Amazon, TikTok, Pinterest, Etsy, and other platforms big and small all have taken steps to smother QAnon-related content on their websites.

The big wakeup call came after the attack on Congress on Jan. 6: Twitter removed 70,000 QAnon-related accounts, saying it cracked down on content that had the potential to cause offline harm. 

For researchers trying to shine a light on how a fringe conspiracy theory turned into a national security threat, radicalizing thousands of people and building a myth around former President Donald Trump in the process, watching as this happened has been frustrating.

“From a moderation standpoint, Twitter, Facebook and the other major platforms taking down a lot of QAnon content is probably the right call,” Jared Holt, a resident fellow at the Digital Forensics Lab specializing in political extremism, told the Daily Dot. “But for people who research things like QAnon, one of the frustrations that come with the job is that when the content goes down, unless you thought to archive it ahead of time, it’s gone forever”.
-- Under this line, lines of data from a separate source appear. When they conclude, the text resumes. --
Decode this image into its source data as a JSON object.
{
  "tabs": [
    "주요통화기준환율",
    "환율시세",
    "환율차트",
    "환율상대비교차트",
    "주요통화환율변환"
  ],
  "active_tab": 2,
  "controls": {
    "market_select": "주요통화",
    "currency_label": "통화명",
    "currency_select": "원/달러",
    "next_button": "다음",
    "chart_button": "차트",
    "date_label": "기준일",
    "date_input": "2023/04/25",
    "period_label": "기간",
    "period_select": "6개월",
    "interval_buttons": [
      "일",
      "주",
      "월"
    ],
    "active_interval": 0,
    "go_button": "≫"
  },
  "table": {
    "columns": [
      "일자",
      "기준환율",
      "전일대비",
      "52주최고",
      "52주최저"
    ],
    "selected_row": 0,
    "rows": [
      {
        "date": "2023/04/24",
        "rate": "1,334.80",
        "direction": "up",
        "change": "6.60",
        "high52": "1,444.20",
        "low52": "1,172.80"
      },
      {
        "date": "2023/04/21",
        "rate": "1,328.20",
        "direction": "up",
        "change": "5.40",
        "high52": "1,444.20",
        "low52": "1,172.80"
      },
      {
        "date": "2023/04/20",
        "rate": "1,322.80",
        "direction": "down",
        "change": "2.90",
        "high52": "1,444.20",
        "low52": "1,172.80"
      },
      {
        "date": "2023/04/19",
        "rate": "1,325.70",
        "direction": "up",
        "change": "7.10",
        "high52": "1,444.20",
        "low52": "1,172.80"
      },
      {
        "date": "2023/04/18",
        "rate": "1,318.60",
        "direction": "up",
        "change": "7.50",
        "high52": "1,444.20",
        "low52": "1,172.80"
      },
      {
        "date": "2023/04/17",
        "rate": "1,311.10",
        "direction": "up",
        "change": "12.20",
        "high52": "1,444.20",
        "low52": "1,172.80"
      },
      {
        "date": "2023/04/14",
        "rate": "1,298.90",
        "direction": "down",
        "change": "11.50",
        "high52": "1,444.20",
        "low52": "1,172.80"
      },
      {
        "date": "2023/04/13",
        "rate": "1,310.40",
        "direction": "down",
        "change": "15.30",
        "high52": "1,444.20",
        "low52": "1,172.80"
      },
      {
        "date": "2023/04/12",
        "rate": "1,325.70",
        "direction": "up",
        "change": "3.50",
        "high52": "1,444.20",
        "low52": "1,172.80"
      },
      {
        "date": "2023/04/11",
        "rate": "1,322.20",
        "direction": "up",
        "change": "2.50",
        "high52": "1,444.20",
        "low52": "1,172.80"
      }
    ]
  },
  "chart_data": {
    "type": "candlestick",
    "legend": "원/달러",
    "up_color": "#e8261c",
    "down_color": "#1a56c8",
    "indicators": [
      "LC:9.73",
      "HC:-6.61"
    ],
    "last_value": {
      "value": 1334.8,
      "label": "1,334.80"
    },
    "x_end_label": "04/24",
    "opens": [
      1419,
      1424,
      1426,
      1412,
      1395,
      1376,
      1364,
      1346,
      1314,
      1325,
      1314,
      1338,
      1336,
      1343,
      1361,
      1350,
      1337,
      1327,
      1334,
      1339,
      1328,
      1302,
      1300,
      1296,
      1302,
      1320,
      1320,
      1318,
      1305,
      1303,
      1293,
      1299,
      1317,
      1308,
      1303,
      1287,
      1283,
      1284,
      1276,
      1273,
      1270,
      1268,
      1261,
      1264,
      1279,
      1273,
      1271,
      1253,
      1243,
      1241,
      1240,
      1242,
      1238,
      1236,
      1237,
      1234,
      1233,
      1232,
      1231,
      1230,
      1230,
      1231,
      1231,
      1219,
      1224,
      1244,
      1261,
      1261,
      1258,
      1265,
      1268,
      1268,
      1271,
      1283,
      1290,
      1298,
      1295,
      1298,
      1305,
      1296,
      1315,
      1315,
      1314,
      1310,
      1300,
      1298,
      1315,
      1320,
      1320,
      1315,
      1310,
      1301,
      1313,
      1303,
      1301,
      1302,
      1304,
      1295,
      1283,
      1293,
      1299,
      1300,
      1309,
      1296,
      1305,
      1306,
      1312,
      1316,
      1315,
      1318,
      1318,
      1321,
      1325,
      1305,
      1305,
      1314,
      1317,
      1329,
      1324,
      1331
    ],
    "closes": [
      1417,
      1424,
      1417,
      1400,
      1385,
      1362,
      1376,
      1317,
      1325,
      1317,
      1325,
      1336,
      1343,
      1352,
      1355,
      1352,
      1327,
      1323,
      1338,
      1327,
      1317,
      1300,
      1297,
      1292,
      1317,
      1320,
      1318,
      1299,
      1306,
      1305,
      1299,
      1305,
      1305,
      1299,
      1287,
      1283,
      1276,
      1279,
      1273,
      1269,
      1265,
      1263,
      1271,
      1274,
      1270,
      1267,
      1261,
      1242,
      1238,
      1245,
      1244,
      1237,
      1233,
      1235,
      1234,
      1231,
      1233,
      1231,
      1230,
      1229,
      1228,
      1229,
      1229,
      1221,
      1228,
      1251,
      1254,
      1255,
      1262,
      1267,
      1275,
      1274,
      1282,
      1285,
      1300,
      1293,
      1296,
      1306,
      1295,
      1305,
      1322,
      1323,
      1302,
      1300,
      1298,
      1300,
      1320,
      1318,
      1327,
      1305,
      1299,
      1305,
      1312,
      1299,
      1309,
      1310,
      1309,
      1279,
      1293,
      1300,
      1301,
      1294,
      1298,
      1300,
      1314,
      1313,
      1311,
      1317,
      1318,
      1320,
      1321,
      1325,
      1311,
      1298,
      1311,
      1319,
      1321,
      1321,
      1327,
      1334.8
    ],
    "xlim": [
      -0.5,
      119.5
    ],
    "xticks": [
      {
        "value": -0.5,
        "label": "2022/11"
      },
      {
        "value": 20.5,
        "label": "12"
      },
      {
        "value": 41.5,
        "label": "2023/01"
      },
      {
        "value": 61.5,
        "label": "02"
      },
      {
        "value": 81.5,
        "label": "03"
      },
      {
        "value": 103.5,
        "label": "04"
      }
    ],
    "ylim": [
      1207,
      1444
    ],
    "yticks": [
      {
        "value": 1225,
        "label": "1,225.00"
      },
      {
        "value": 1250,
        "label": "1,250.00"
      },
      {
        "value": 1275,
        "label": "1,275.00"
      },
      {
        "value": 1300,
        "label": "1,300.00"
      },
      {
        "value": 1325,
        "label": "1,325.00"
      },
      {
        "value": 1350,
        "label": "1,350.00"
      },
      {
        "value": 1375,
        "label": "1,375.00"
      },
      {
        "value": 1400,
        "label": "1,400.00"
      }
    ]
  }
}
Holt added: “As a researcher, it can get frustrating: not being able to access the content makes it harder to tell what happened before the content was taken down. Accessing that content could promote and develop a public understanding of how these platforms work, and the kind of movements and disinformation that can develop on them”. 

Holt is not the only researcher who has expressed this kind of frustration. 

Shruti Padke, a Ph.D. candidate at the University of Washington, recently worked on a thorough paper on cognitive dissonance in QAnon communities alongside professor Tanushree Mitra. 

“Content posted by QAnon believers is the most important resource for understanding their ideology, belief system, and other social processes,” she told the Daily Dot. 

Her research ended up relying on content from Reddit, 4chan, and 8chan because QAnon-related content and accounts on other big platforms were no longer accessible, even for research purposes. But Reddit too has stripped away the conspiracies history, Reddit banned r/CBTS_Stream in March 2018., a prominent hub of QAnon content that was started by early QAnon adherents. The subreddit was one of the first crossovers from 4chan to more mainstream social media. r/CBTS_Stream had more than 20,000 subscribers before it was banned.

“On the one hand, it is important to curate and remove content that has disinformation and harmful ideas,” Padke said. “On the other hand, it is also important for researchers to study that content to design systems resilient to future harms. We initially set out to study all 19 QAnon communities that were banned but we found data for only 12. We were not able to gather Twitter and Facebook data as the QAnon related communities and accounts were getting banned.”

Despite the bans, QAnon marches relentlessly forward. And social media companies chose saving face over helping the world understand why it does.